The means of fast integration include reducing batch sizes and maintaining smooth flow. Because the granularity of integration and resource utilization, and a correlation between cycle time, small batch cycle time is shorter, large quantities of cycle time is usually long, resource utilization is relatively close, won’t have too big problems, so as far as possible by reducing the batch can let the cycle time is short, frequency will increase after a shorter, frequency feedback more quickly, The response to application fixes or problems can change faster. Second, keep it smooth. After we fix the problems inside, we can make the road smooth.
First, reduce the batch size, as we mentioned earlier in terms of granularity of requirements and granularity of code, you need releasable units, as few as possible testable units, as few as possible buildable units, as small as possible testable unit code granularity.
From the perspective of keeping things smooth, we have a lot of practices, the most common ones are various kinds of automation, such as testing can be automated, build automation, deployment automation, the whole process can be automated, state migration can be automated, etc.
Second, to manage anomalies, that is, to avoid rear-end collisions during the release process, anomalies should be fixed first, and then make the whole process smooth. When there is a problem in the release pipeline, it should stop first, do not checkin first, do not trigger, solve the problem first. Get the trunk right and then continue with the rest of the work, making sure the trunk is fixed and the rest of the integration is done. In some enterprises, the person who submits the code is responsible for solving the problem. If the problem cannot be solved within half an hour or a limited time, the system will automatically remove the code and let the following person continue to integrate.
Another is to reduce dependencies.
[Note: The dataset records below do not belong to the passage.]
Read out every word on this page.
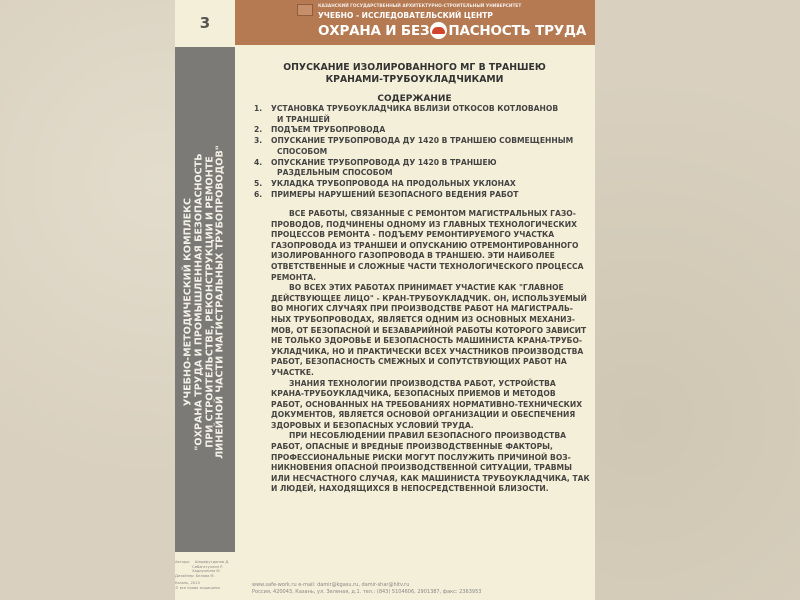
3
КАЗАНСКИЙ ГОСУДАРСТВЕННЫЙ АРХИТЕКТУРНО-СТРОИТЕЛЬНЫЙ УНИВЕРСИТЕТ
УЧЕБНО - ИССЛЕДОВАТЕЛЬСКИЙ ЦЕНТР
ОХРАНА И БЕЗ ПАСНОСТЬ ТРУДА
УЧЕБНО-МЕТОДИЧЕСКИЙ КОМПЛЕКС "ОХРАНА ТРУДА И ПРОМЫШЛЕННАЯ БЕЗОПАСНОСТЬ ПРИ СТРОИТЕЛЬСТВЕ, РЕКОНСТРУКЦИИ И РЕМОНТЕ ЛИНЕЙНОЙ ЧАСТИ МАГИСТРАЛЬНЫХ ТРУБОПРОВОДОВ"
Авторы:    Шарафутдинов Д.
Сибагатуллин Р.
Хадиуллина М.
Дизайнер: Белова М.
Казань, 2013
© все права защищены	www.safe-work.ru e-mail: damir@kgasu.ru, damir-shar@hitv.ru
Россия, 420043, Казань, ул. Зеленая, д.1. тел.: (843) 5104606, 2901387, факс: 2363953
ОПУСКАНИЕ ИЗОЛИРОВАННОГО МГ В ТРАНШЕЮ
КРАНАМИ-ТРУБОУКЛАДЧИКАМИ
СОДЕРЖАНИЕ
1.	УСТАНОВКА ТРУБОУКЛАДЧИКА ВБЛИЗИ ОТКОСОВ КОТЛОВАНОВ
И ТРАНШЕЙ
2.	ПОДЪЕМ ТРУБОПРОВОДА
3.	ОПУСКАНИЕ ТРУБОПРОВОДА ДУ 1420 В ТРАНШЕЮ СОВМЕЩЕННЫМ
СПОСОБОМ
4.	ОПУСКАНИЕ ТРУБОПРОВОДА ДУ 1420 В ТРАНШЕЮ
РАЗДЕЛЬНЫМ СПОСОБОМ
5.	УКЛАДКА ТРУБОПРОВОДА НА ПРОДОЛЬНЫХ УКЛОНАХ
6.	ПРИМЕРЫ НАРУШЕНИЙ БЕЗОПАСНОГО ВЕДЕНИЯ РАБОТ
ВСЕ РАБОТЫ, СВЯЗАННЫЕ С РЕМОНТОМ МАГИСТРАЛЬНЫХ ГАЗО-
ПРОВОДОВ, ПОДЧИНЕНЫ ОДНОМУ ИЗ ГЛАВНЫХ ТЕХНОЛОГИЧЕСКИХ
ПРОЦЕССОВ РЕМОНТА - ПОДЪЕМУ РЕМОНТИРУЕМОГО УЧАСТКА
ГАЗОПРОВОДА ИЗ ТРАНШЕИ И ОПУСКАНИЮ ОТРЕМОНТИРОВАННОГО
ИЗОЛИРОВАННОГО ГАЗОПРОВОДА В ТРАНШЕЮ. ЭТИ НАИБОЛЕЕ
ОТВЕТСТВЕННЫЕ И СЛОЖНЫЕ ЧАСТИ ТЕХНОЛОГИЧЕСКОГО ПРОЦЕССА
РЕМОНТА.
ВО ВСЕХ ЭТИХ РАБОТАХ ПРИНИМАЕТ УЧАСТИЕ КАК "ГЛАВНОЕ
ДЕЙСТВУЮЩЕЕ ЛИЦО" - КРАН-ТРУБОУКЛАДЧИК. ОН, ИСПОЛЬЗУЕМЫЙ
ВО МНОГИХ СЛУЧАЯХ ПРИ ПРОИЗВОДСТВЕ РАБОТ НА МАГИСТРАЛЬ-
НЫХ ТРУБОПРОВОДАХ, ЯВЛЯЕТСЯ ОДНИМ ИЗ ОСНОВНЫХ МЕХАНИЗ-
МОВ, ОТ БЕЗОПАСНОЙ И БЕЗАВАРИЙНОЙ РАБОТЫ КОТОРОГО ЗАВИСИТ
НЕ ТОЛЬКО ЗДОРОВЬЕ И БЕЗОПАСНОСТЬ МАШИНИСТА КРАНА-ТРУБО-
УКЛАДЧИКА, НО И ПРАКТИЧЕСКИ ВСЕХ УЧАСТНИКОВ ПРОИЗВОДСТВА
РАБОТ, БЕЗОПАСНОСТЬ СМЕЖНЫХ И СОПУТСТВУЮЩИХ РАБОТ НА
УЧАСТКЕ.
ЗНАНИЯ ТЕХНОЛОГИИ ПРОИЗВОДСТВА РАБОТ, УСТРОЙСТВА
КРАНА-ТРУБОУКЛАДЧИКА, БЕЗОПАСНЫХ ПРИЕМОВ И МЕТОДОВ
РАБОТ, ОСНОВАННЫХ НА ТРЕБОВАНИЯХ НОРМАТИВНО-ТЕХНИЧЕСКИХ
ДОКУМЕНТОВ, ЯВЛЯЕТСЯ ОСНОВОЙ ОРГАНИЗАЦИИ И ОБЕСПЕЧЕНИЯ
ЗДОРОВЫХ И БЕЗОПАСНЫХ УСЛОВИЙ ТРУДА.
ПРИ НЕСОБЛЮДЕНИИ ПРАВИЛ БЕЗОПАСНОГО ПРОИЗВОДСТВА
РАБОТ, ОПАСНЫЕ И ВРЕДНЫЕ ПРОИЗВОДСТВЕННЫЕ ФАКТОРЫ,
ПРОФЕССИОНАЛЬНЫЕ РИСКИ МОГУТ ПОСЛУЖИТЬ ПРИЧИНОЙ ВОЗ-
НИКНОВЕНИЯ ОПАСНОЙ ПРОИЗВОДСТВЕННОЙ СИТУАЦИИ, ТРАВМЫ
ИЛИ НЕСЧАСТНОГО СЛУЧАЯ, КАК МАШИНИСТА ТРУБОУКЛАДЧИКА, ТАК
И ЛЮДЕЙ, НАХОДЯЩИХСЯ В НЕПОСРЕДСТВЕННОЙ БЛИЗОСТИ.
If there are too many dependencies on the outside during the integration and release process, this can also cause congestion because dependencies lead to waiting.
Another is quality built in, built in the upstream quality to ensure that the downstream faster. If the upstream does not solve the corresponding problem, the downstream will definitely be blocked there. We should look for problems upstream as early as possible, and think upstream as much as possible about how we can make sure the downstream is better early.
The same is true of timely feedback, when there is a problem, it is accurate and timely feedback to the specific person. Avoid spamming feedback, where too much useless or irrelevant information interrupts the developer and leads to a loss of trust in the whole feedback mechanism.
Finally, reuse, reuse as far as possible to avoid repeated wheel.
These are our four principles and recommended practices for continuous deployment.
The original link
This article is the original content of Aliyun and shall not be reproduced without permission.